Donald Trump e Hillary Clinton, com 70 e 68 anos, são os candidatos mais velhos que alguma vez se apresentaram na corrida à Casa Branca. Com os discursos efusivos e as viagens sem fim a que a campanha eleitoral obriga, o republicano e a democrata parecem ter uma saúde de ferro. Mas, então, qual é a razão para serem os únicos, no universo dos candidatos recentes, a não publicarem relatórios médicos nem a autorizarem entrevistas com os profissionais de saúde que os acompanham?

O último registo de informações sobre o estado de saúde de cada candidato foi conhecido em 2015. Desde essa data, não houve atualizações nem comentários dos médicos de Clinton e Trump.

O silêncio vindo dos candidatos dos dois partidos pode dever-se às idades de cada um, que normalmente são associadas a alguns problemas de saúde, mesmo que tenham pouco impacto no cargo ao qual se candidatam.

A troca de acusações chega à saúde

Donald Trump tem-se demonstrado especialmente irredutível quanto a avançar mais detalhes acerca do seu estado de saúde, embora tenha lançado dúvidas no que diz respeito à situação da adversária, questionando a “força e resistência física e mental” de Clinton. Houve, também, registo de rumores lançados por alguns aliados do candidato republicano, que apontavam para uma suposta doença de que a democrata sofreria.

Em resposta às acusações dos últimos meses, o porta-voz de Hillary afirmou que a democrata é “o único candidato na corrida que se encontra num estado [de saúde] que vai ao encontro do esperado para um candidato presidencial”. Em contrapartida, “Donald Trump precisa de publicar uma carta de um médico credível, que detalhe o estado da sua saúde aos eleitores”.

O candidato multimilionário, que come “fast-food” regularmente e admite não dormir muito e tirar poucas férias, só disponibilizou um documento de quatro parágrafos, em dezembro de 2015, onde um gastroenterologista explicou, resumidamente, o seu estado de saúde.

O porta-voz de Trump, Hope Hicks, disse esta segunda-feira, que o candidato não teria “nenhum problema em publicar novos dados”, se Clinton fizesse o mesmo. Os conselheiros da candidata democrata garantiram que também podem avançar mais detalhes, mas que Trump deve ter a primeira iniciativa.

Dos republicanos aos democratas, todos deram mais detalhes

Vários foram os republicados a disponibilizar detalhes sobre o seu estado de saúde poucos meses antes do dia eleitoral.
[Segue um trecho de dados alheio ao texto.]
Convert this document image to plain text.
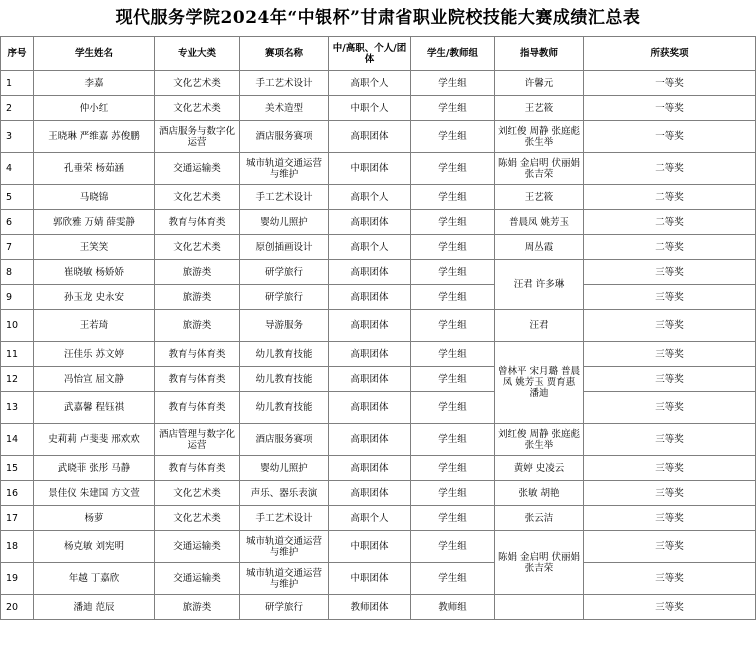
现代服务学院2024年“中银杯”甘肃省职业院校技能大赛成绩汇总表
序号	学生姓名	专业大类	赛项名称	中/高职、个人/团体	学生/教师组	指导教师	所获奖项
1	李嘉	文化艺术类	手工艺术设计	高职个人	学生组	许馨元	一等奖
2	仲小红	文化艺术类	美术造型	中职个人	学生组	王艺筱	一等奖
3	王晓琳 严维嘉 苏俊鹏	酒店服务与数字化运营	酒店服务赛项	高职团体	学生组	刘红俊 周静 张庭彪 张生举	一等奖
4	孔垂荣 杨茹涵	交通运输类	城市轨道交通运营与维护	中职团体	学生组	陈娟 金启明 伏丽娟 张吉荣	二等奖
5	马晓锦	文化艺术类	手工艺术设计	高职个人	学生组	王艺筱	二等奖
6	郭欣雅 万婧 薛雯静	教育与体育类	婴幼儿照护	高职团体	学生组	普晨凤 姚芳玉	二等奖
7	王笑笑	文化艺术类	原创插画设计	高职个人	学生组	周丛霞	二等奖
8	崔晓敏 杨娇娇	旅游类	研学旅行	高职团体	学生组	汪君 许多琳	三等奖
9	孙玉龙 史永安	旅游类	研学旅行	高职团体	学生组		三等奖
10	王若琦	旅游类	导游服务	高职团体	学生组	汪君	三等奖
11	汪佳乐 苏文婷	教育与体育类	幼儿教育技能	高职团体	学生组	曾林平 宋月璐 普晨凤 姚芳玉 贾育惠 潘迪	三等奖
12	冯怡宣 屈文静	教育与体育类	幼儿教育技能	高职团体	学生组		三等奖
13	武嘉馨 程钰祺	教育与体育类	幼儿教育技能	高职团体	学生组		三等奖
14	史莉莉 卢斐斐 邢欢欢	酒店管理与数字化运营	酒店服务赛项	高职团体	学生组	刘红俊 周静 张庭彪 张生举	三等奖
15	武晓菲 张彤 马静	教育与体育类	婴幼儿照护	高职团体	学生组	黄婷 史凌云	三等奖
16	景佳仪 朱建国 方文萱	文化艺术类	声乐、器乐表演	高职团体	学生组	张敏 胡艳	三等奖
17	杨萝	文化艺术类	手工艺术设计	高职个人	学生组	张云洁	三等奖
18	杨克敏 刘宪明	交通运输类	城市轨道交通运营与维护	中职团体	学生组	陈娟 金启明 伏丽娟 张吉荣	三等奖
19	年越 丁嘉欣	交通运输类	城市轨道交通运营与维护	中职团体	学生组		三等奖
20	潘迪 范辰	旅游类	研学旅行	教师团体	教师组		三等奖
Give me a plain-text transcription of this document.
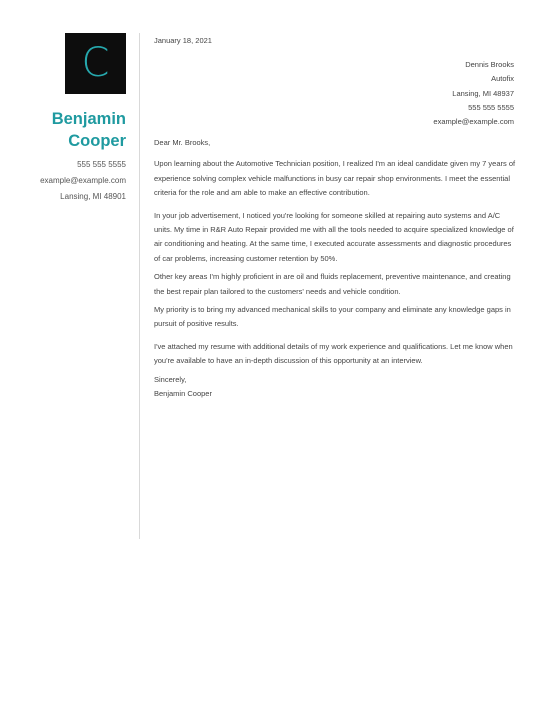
C
Benjamin
Cooper
555 555 5555
example@example.com
Lansing, MI 48901
January 18, 2021
Dennis Brooks
Autofix
Lansing, MI 48937
555 555 5555
example@example.com

Dear Mr. Brooks,

Upon learning about the Automotive Technician position, I realized I'm an ideal candidate given my 7 years of experience solving complex vehicle malfunctions in busy car repair shop environments. I meet the essential criteria for the role and am able to make an effective contribution.

In your job advertisement, I noticed you're looking for someone skilled at repairing auto systems and A/C units. My time in R&R Auto Repair provided me with all the tools needed to acquire specialized knowledge of air conditioning and heating. At the same time, I executed accurate assessments and diagnostic procedures of car problems, increasing customer retention by 50%.

Other key areas I'm highly proficient in are oil and fluids replacement, preventive maintenance, and creating the best repair plan tailored to the customers' needs and vehicle condition.

My priority is to bring my advanced mechanical skills to your company and eliminate any knowledge gaps in pursuit of positive results.

I've attached my resume with additional details of my work experience and qualifications. Let me know when you're available to have an in-depth discussion of this opportunity at an interview.

Sincerely,
Benjamin Cooper
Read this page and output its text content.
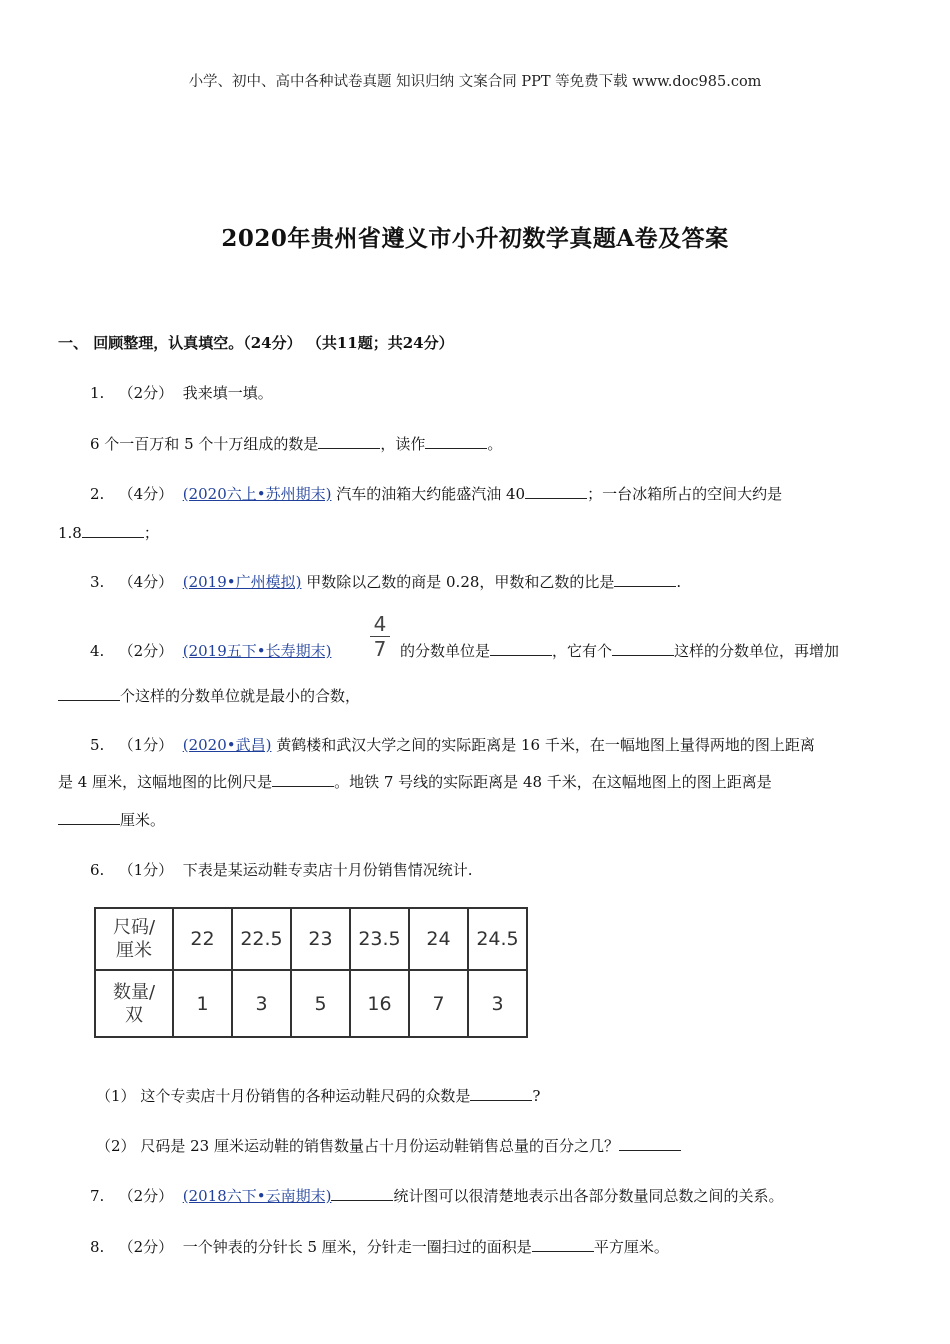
小学、初中、高中各种试卷真题 知识归纳 文案合同 PPT 等免费下载 www.doc985.com
2020年贵州省遵义市小升初数学真题A卷及答案
一、 回顾整理，认真填空。（24分） （共11题；共24分）
1. （2分） 我来填一填。
6 个一百万和 5 个十万组成的数是	，读作	。
2. （4分） (2020六上•苏州期末) 汽车的油箱大约能盛汽油 40	；一台冰箱所占的空间大约是
1.8	；
3. （4分） (2019•广州模拟) 甲数除以乙数的商是 0.28，甲数和乙数的比是	.
4
7
4. （2分） (2019五下•长寿期末)	的分数单位是	，它有个	这样的分数单位，再增加
个这样的分数单位就是最小的合数，
5. （1分） (2020•武昌) 黄鹤楼和武汉大学之间的实际距离是 16 千米，在一幅地图上量得两地的图上距离
是 4 厘米，这幅地图的比例尺是	。地铁 7 号线的实际距离是 48 千米，在这幅地图上的图上距离是
厘米。
6. （1分） 下表是某运动鞋专卖店十月份销售情况统计.
尺码/
厘米	22	22.5	23	23.5	24	24.5
数量/
双	1	3	5	16	7	3
（1） 这个专卖店十月份销售的各种运动鞋尺码的众数是	?
（2） 尺码是 23 厘米运动鞋的销售数量占十月份运动鞋销售总量的百分之几？
7. （2分） (2018六下•云南期末)	统计图可以很清楚地表示出各部分数量同总数之间的关系。
8. （2分） 一个钟表的分针长 5 厘米，分针走一圈扫过的面积是	平方厘米。
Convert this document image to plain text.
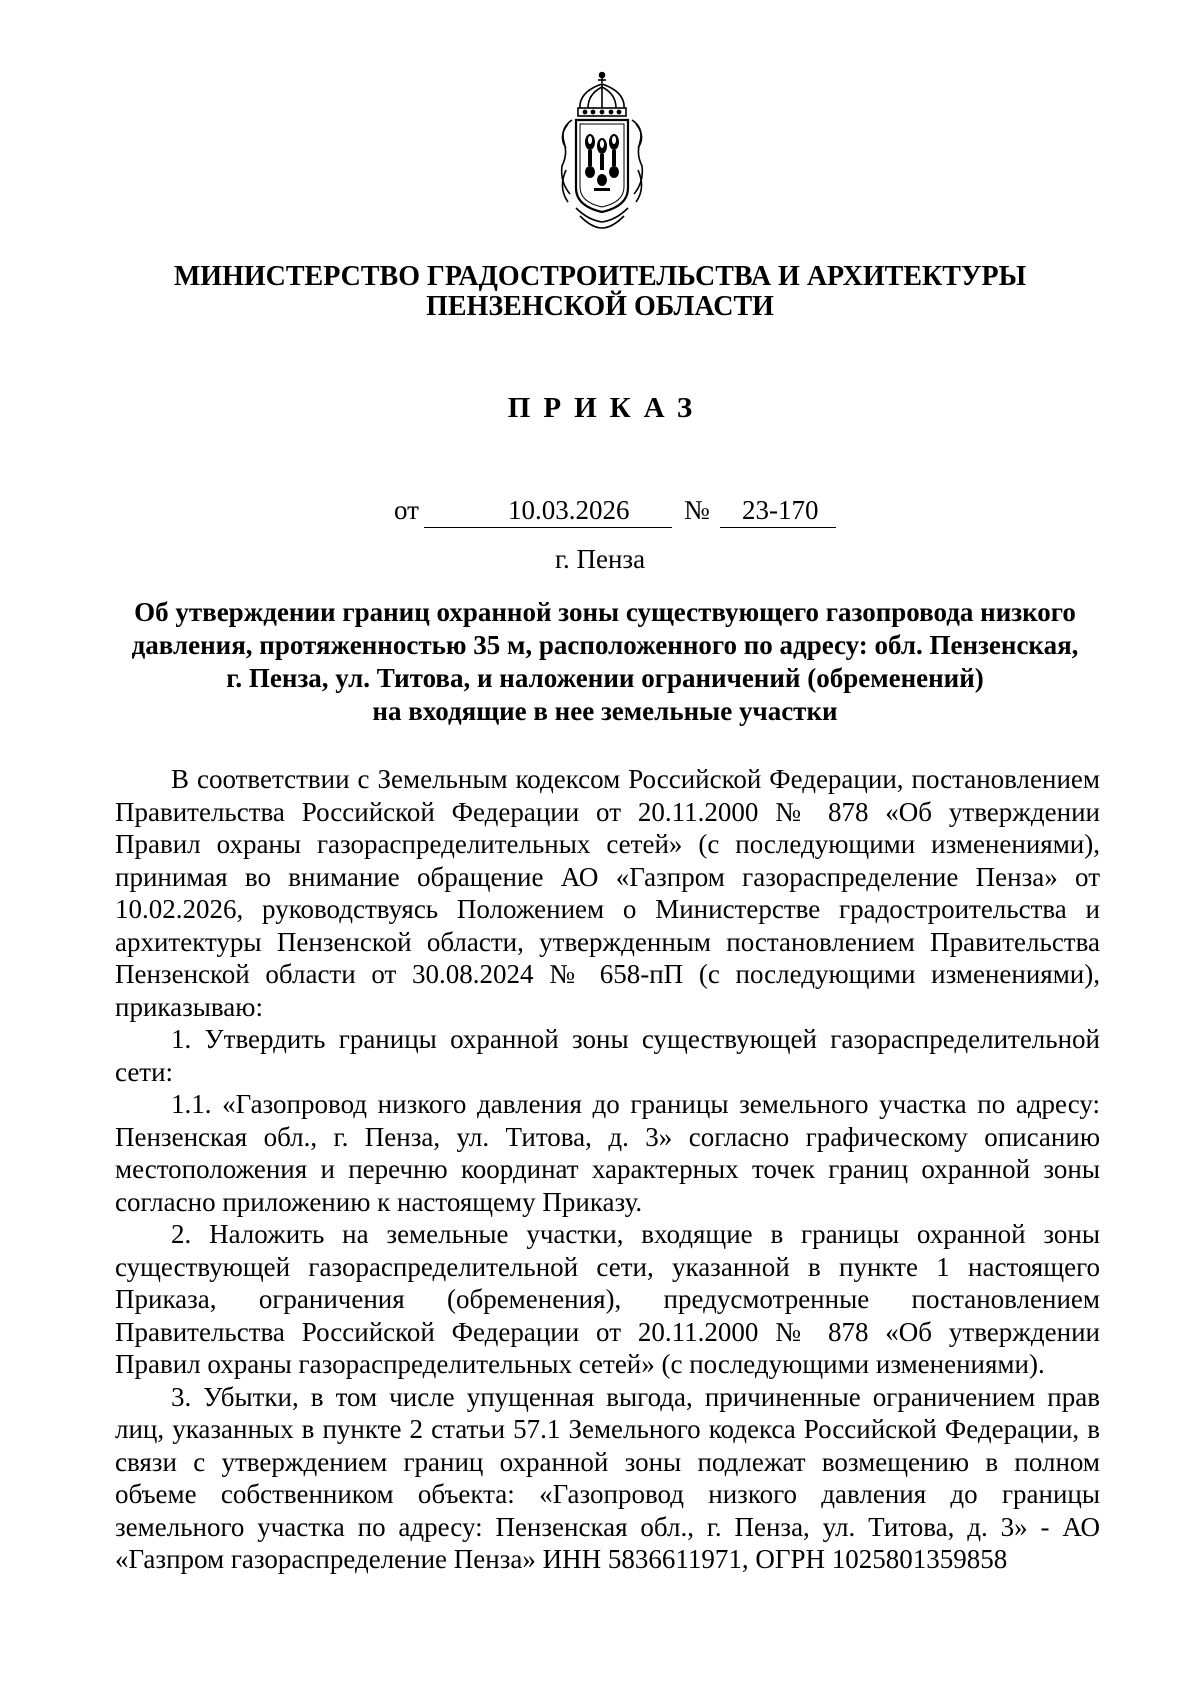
МИНИСТЕРСТВО ГРАДОСТРОИТЕЛЬСТВА И АРХИТЕКТУРЫ
ПЕНЗЕНСКОЙ ОБЛАСТИ
ПРИКАЗ
от	10.03.2026 № 23-170
г. Пенза
Об утверждении границ охранной зоны существующего газопровода низкого
давления, протяженностью 35 м, расположенного по адресу: обл. Пензенская,
г. Пенза, ул. Титова, и наложении ограничений (обременений)
на входящие в нее земельные участки

В соответствии с Земельным кодексом Российской Федерации, постановлением Правительства Российской Федерации от 20.11.2000 № 878 «Об утверждении Правил охраны газораспределительных сетей» (с последующими изменениями), принимая во внимание обращение АО «Газпром газораспределение Пенза» от 10.02.2026, руководствуясь Положением о Министерстве градостроительства и архитектуры Пензенской области, утвержденным постановлением Правительства Пензенской области от 30.08.2024 № 658-пП (с последующими изменениями), приказываю:

1. Утвердить границы охранной зоны существующей газораспределительной сети:

1.1. «Газопровод низкого давления до границы земельного участка по адресу: Пензенская обл., г. Пенза, ул. Титова, д. 3» согласно графическому описанию местоположения и перечню координат характерных точек границ охранной зоны согласно приложению к настоящему Приказу.

2. Наложить на земельные участки, входящие в границы охранной зоны существующей газораспределительной сети, указанной в пункте 1 настоящего Приказа, ограничения (обременения), предусмотренные постановлением Правительства Российской Федерации от 20.11.2000 № 878 «Об утверждении Правил охраны газораспределительных сетей» (с последующими изменениями).

3. Убытки, в том числе упущенная выгода, причиненные ограничением прав лиц, указанных в пункте 2 статьи 57.1 Земельного кодекса Российской Федерации, в связи с утверждением границ охранной зоны подлежат возмещению в полном объеме собственником объекта: «Газопровод низкого давления до границы земельного участка по адресу: Пензенская обл., г. Пенза, ул. Титова, д. 3» - АО «Газпром газораспределение Пенза» ИНН 5836611971, ОГРН 1025801359858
Ronald Reagan e Mitt Romney autorizaram os médicos que os acompanhavam a dar entrevistas e o candidato republicano de 2008, John McCain, disponibilizou um relatório pormenorizado de 1.100 páginas para todos os que o quisessem ler.

Entre os democratas, Al Gore e John Kerry falaram abertamente sobre a sua saúde. Contudo, Bill Clinton e Barack Obama foram mais reticentes em relação a este tema: os assessores dos então candidatos garantiram que, por serem pessoas jovens, Clinton e Obama não tinham nenhum problema relevante de saúde. Mas, em 1996, o marido da atual candidata democrata viu-se obrigado a falar, devido a pressões vindas do seu opositor, Bob Dole.

Relatórios "desatualizados" e "inconclusivos"

O relatório de Trump não contém detalhes sobre exames ao coração, dados sobre a frequência respiratória, o nível de colesterol ou histórico de medicação e doenças familiares. Contudo, pode-se constatar o resultado da medição à pressão arterial do candidato (110/65) e resultados de testes laboratoriais que apontam para resultados “surpreendentemente excelentes”.

Do lado democrata, houve também a publicação de um relatório mais extenso do que o publicado pelos republicanos. Foram duas páginas, tornadas públicas em julho de 2015, que incluía informações sobre a queda sofrida por Clinton em 2012, onde esta perdeu sangue e teve problemas momentâneos na visão. No final do relatório, a médica responsável pela saúde da candidata garantiu que esses sintomas tinham desaparecido em dois meses.

Esta semana, vários órgãos de comunicação social norte-americanos lançaram questões sobre a saúde de Clinton e Trump, dizendo que os relatórios publicados são “demasiado resumidos” e que não contêm informações relevantes para traçar o perfil de saúde dos dois candidatos.

Dos dois lados da corrida eleitoral, foi garantido que poderiam ser publicados mais dados, mas, quer os republicanos quer os democratas, desvalorizaram as observações feitas aos relatórios de 2015.